Sur les réseaux sociaux, la militante Assa Traoré a une nouvelle fois pris la parole pour se dresser contre la police, en défense du jeune Hamza F., surnommé « La Douane ». Ce dernier est déjà bien connu sur les réseaux pour ses frasques et incivilités.
Dans une déclaration publiée sur Instagram, Assa Traoré a exprimé son indignation : « Ce jeune garçon de 14 ans, très jeune, vient d'être interpellé et menotté par les forces de l’ordre. C'est une humiliation. Cette vidéo est profondément choquante et la conduite de la police française nous fait honte », a-t-elle déclaré le 2 juillet.
Elle a ajouté : « On arrête un enfant pour avoir simplement joué avec un pistolet à eau. Il ne s’agissait que d’un jeu, il voulait juste s’amuser », une déclaration qui semble omettre quelques détails cruciaux. En effet, Hamza a été appréhendé le 1er juillet pour avoir volé un téléphone.

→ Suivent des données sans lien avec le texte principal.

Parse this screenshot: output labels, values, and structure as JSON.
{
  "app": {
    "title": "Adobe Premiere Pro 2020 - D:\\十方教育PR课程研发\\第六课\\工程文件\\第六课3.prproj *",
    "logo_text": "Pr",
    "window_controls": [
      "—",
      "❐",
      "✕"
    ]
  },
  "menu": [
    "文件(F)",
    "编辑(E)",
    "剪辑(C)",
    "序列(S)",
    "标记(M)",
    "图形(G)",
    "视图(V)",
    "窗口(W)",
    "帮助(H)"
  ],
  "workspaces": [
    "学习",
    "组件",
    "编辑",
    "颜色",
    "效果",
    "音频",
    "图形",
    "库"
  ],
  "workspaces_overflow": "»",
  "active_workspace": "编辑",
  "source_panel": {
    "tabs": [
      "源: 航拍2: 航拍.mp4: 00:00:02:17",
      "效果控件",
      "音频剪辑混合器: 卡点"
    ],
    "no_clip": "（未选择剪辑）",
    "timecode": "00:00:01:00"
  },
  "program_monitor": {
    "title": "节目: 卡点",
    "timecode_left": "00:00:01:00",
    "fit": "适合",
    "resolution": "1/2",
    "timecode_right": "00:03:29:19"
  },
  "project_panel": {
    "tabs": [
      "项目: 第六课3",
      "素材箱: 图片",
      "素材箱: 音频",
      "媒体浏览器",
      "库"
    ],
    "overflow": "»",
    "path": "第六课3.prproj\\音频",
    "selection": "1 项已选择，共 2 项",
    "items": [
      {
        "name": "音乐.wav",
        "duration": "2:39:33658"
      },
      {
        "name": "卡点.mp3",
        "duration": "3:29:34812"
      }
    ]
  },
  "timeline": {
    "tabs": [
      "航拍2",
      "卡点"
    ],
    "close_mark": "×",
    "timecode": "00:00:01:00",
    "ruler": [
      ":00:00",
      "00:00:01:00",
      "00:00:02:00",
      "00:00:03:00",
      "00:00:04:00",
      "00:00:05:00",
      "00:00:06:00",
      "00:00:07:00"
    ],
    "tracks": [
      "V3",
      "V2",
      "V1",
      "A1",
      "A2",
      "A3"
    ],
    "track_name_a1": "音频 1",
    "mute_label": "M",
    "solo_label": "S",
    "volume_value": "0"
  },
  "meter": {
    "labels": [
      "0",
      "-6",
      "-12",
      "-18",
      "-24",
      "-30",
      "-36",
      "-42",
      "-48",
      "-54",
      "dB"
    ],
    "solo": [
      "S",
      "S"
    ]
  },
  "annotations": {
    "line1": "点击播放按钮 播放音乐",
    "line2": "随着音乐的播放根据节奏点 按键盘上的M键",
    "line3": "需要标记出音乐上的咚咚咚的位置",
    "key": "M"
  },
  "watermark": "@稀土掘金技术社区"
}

« Cet enfant est désormais perçu autrement. Une société qui traite ainsi ses enfants doit réellement s’interroger sur ses valeurs et ses pratiques. C’est honteux pour notre démocratie, et cela concerne tous les adultes », a-t-elle insisté.
Cependant, Assa Traoré semble ignorer que ce jeune homme a déjà un long dossier judiciaire. Malgré son jeune âge, il est connu des services de police, ayant été interpellé pour diverses infractions, dont des outrages et des actes de délinquance.

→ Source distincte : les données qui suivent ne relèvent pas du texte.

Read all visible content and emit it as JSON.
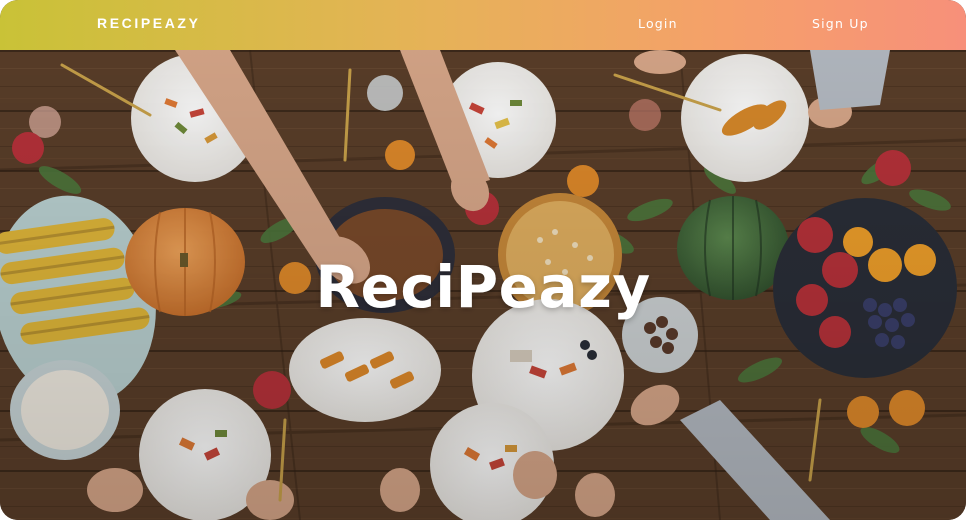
{
  "navbar": {
    "brand": "RECIPEAZY",
    "links": [
      {
        "label": "Login"
      },
      {
        "label": "Sign Up"
      }
    ]
  },
  "hero": {
    "title": "ReciPeazy",
    "background_image": "photo-of-festive-harvest-dinner-table-overhead"
  },
  "colors": {
    "nav_gradient_start": "#c9c237",
    "nav_gradient_end": "#f7907a",
    "wood_table": "#5a3e28",
    "text": "#ffffff"
  }
}
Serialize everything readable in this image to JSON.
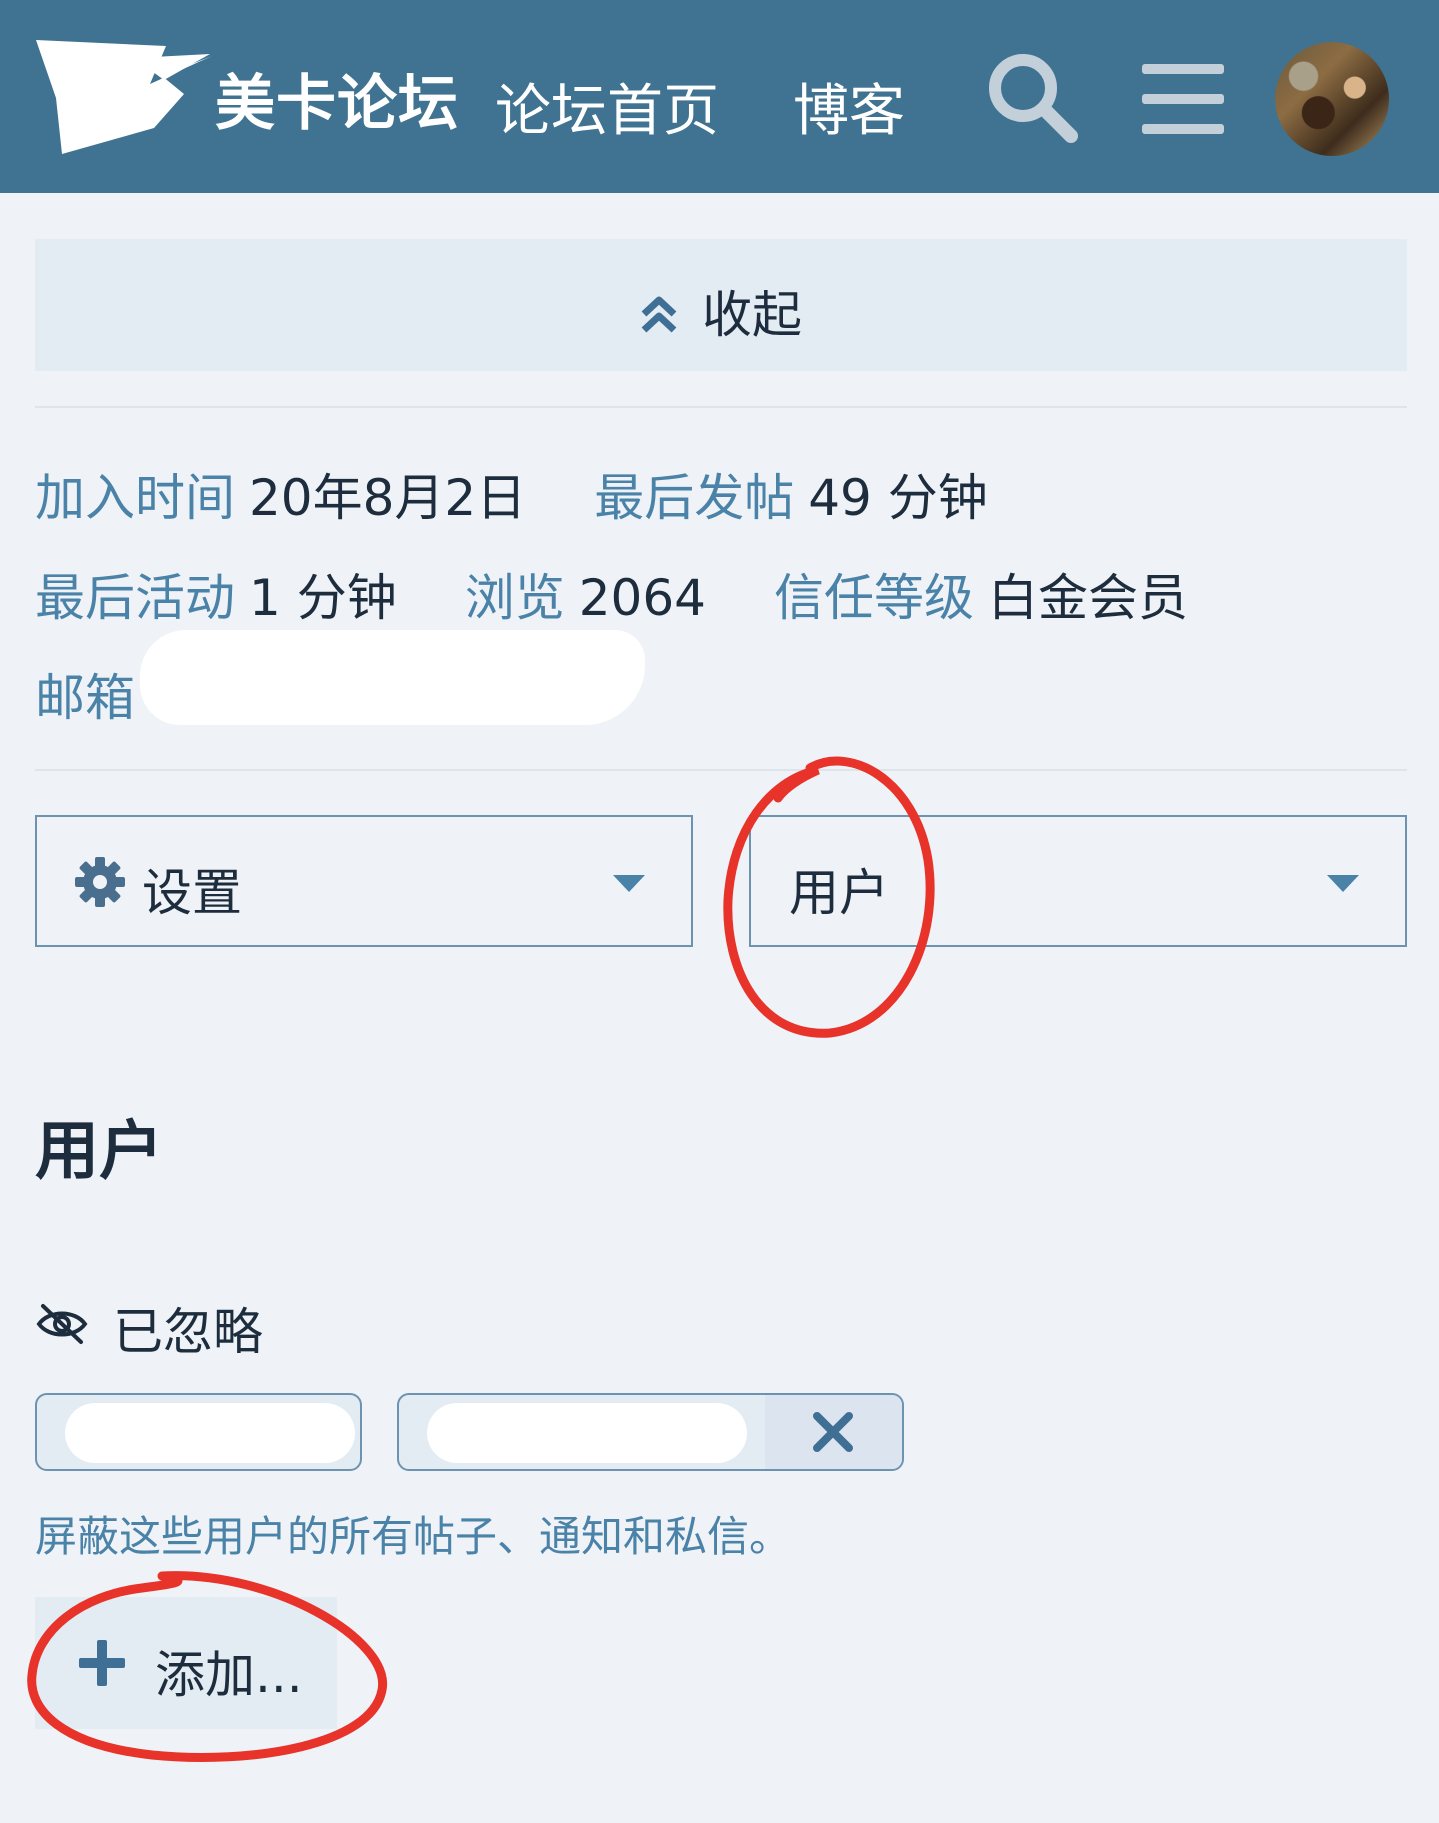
{
  "header": {
    "site_name": "美卡论坛",
    "nav": {
      "home": "论坛首页",
      "blog": "博客"
    },
    "icons": {
      "logo": "card-logo-icon",
      "search": "search-icon",
      "menu": "hamburger-menu-icon"
    },
    "background": "#3f7391"
  },
  "collapse": {
    "label": "收起",
    "icon": "double-chevron-up-icon"
  },
  "profile_stats": {
    "joined_label": "加入时间",
    "joined_value": "20年8月2日",
    "last_post_label": "最后发帖",
    "last_post_value": "49 分钟",
    "last_active_label": "最后活动",
    "last_active_value": "1 分钟",
    "views_label": "浏览",
    "views_value": "2064",
    "trust_label": "信任等级",
    "trust_value": "白金会员",
    "email_label": "邮箱"
  },
  "selects": {
    "settings": {
      "label": "设置",
      "icon": "gear-icon"
    },
    "category": {
      "label": "用户"
    }
  },
  "section": {
    "title": "用户"
  },
  "ignored": {
    "label": "已忽略",
    "icon": "eye-slash-icon",
    "hint": "屏蔽这些用户的所有帖子、通知和私信。",
    "add_label": "添加..."
  },
  "colors": {
    "label_blue": "#4a82a8",
    "text_dark": "#1d2d3d",
    "annotation_red": "#e8332a"
  }
}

S'inquiétant de ces comportements, un pédopsychiatre a récemment évoqué l'importance d'une « réponse pénale plus ferme » face à de tels actes. Le 4 juillet, une marche prévue à Beaumont-sur-Oise, organisée par Assa Traoré en hommage à son frère Adama, sera l'occasion pour le maire LFI de Saint-Denis, Bally Bagayoko, d'inviter la communauté à se mobiliser contre les violences policières.

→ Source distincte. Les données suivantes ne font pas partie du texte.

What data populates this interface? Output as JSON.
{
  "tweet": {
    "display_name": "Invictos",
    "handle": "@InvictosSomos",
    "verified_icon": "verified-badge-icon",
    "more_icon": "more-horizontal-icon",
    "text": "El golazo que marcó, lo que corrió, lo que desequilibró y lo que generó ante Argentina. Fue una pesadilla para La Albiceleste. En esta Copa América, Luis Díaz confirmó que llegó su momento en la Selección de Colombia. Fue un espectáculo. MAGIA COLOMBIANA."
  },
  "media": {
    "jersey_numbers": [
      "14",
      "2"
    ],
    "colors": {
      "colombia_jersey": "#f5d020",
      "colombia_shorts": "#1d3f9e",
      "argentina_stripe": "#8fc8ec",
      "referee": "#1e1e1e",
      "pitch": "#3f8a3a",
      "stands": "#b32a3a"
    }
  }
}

Le clan Traoré est sous les projecteurs, alors qu’un autre membre de la famille a été récemment condamné à huit mois de prison avec surveillance électronique pour outrage à des agents de police.
Il est à rappeler qu'Adama Traoré est décédé en 2016 lors de son interpellation par des gendarmes. Il avait également été accusé de viol par un codétenu. En 2017, Yacouba Traoré, un des frères d'Adama, a purgé une peine de dix-huit mois pour avoir agressé ce même codétenu.